Surchargés d’objets ou minimalistes
Dans une scène d’Annie Hall (1977), l’écran se divise en deux quand les deux héros se rendent chacun chez leur psychanalyste. Dans la partie de gauche, Diane Keaton est assise dans un fauteuil en cuir moderne, dans un décor immaculé et élégant. Dans celle de droite, Woody Allen est allongé au milieu d’un intérieur boisé, étouffant, entouré de figurines de chats et de divinités égyptiennes.
Cette pluralité, on la retrouve dans les images de Shellburne Thurber. On y voit des fauteuils à bascule traditionnels en bois, des méridiennes contemporaines, des cabinets surchargés d’objets, d’autres minimalistes. La psychanalyse, discipline plus que centenaire, change peu d’environnement, même si la modernité y fait des incursions : une boîte de mouchoirs aux couleurs criardes, une lampe halogène un peu blafarde.

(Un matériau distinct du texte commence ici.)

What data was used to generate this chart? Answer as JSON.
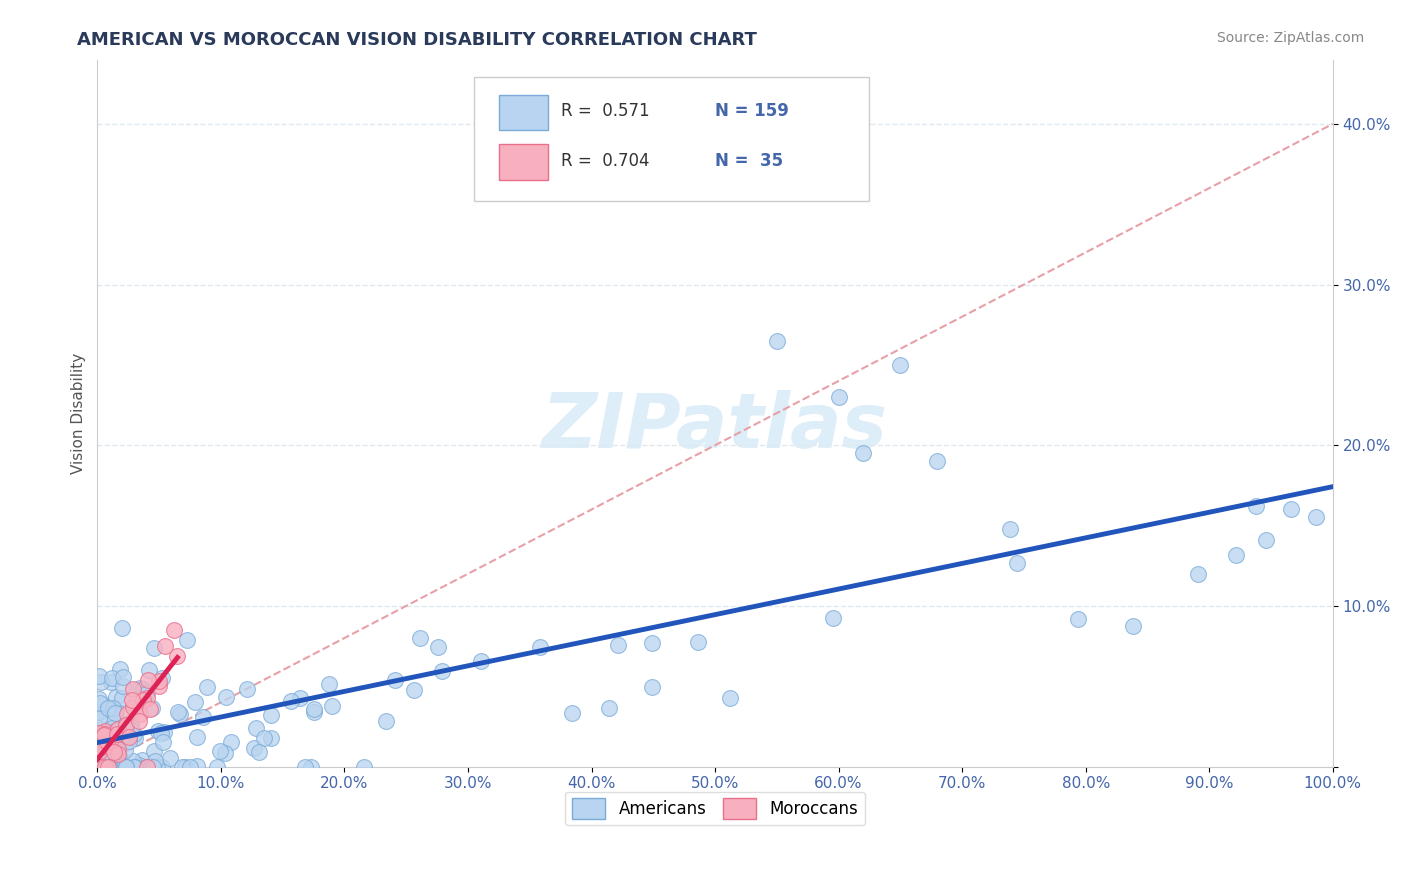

« J’ai été frappée, dit Shellburne Thurber, par l’impact que des décisions aussi simples que l’emplacement du fauteuil du psy par rapport à celui du patient ou le confort d’un coussin peuvent avoir sur un travail personnel, sur la confiance entre deux êtres. La méthode des psychanalystes transparaît dans l’agencement de leur cabinet. » Un objet revient souvent dans ses images : un bouquet de fleurs. Freud lui-même avait coutume d’en mettre, toujours de saison, dans son bureau. Il écrivait que « les fleurs sont reposantes à regarder, elles n’ont ni émotion ni conflit ». Dans un des cabinets photographiés par l’Américaine, une affiche représentant un bouquet est même affichée au mur.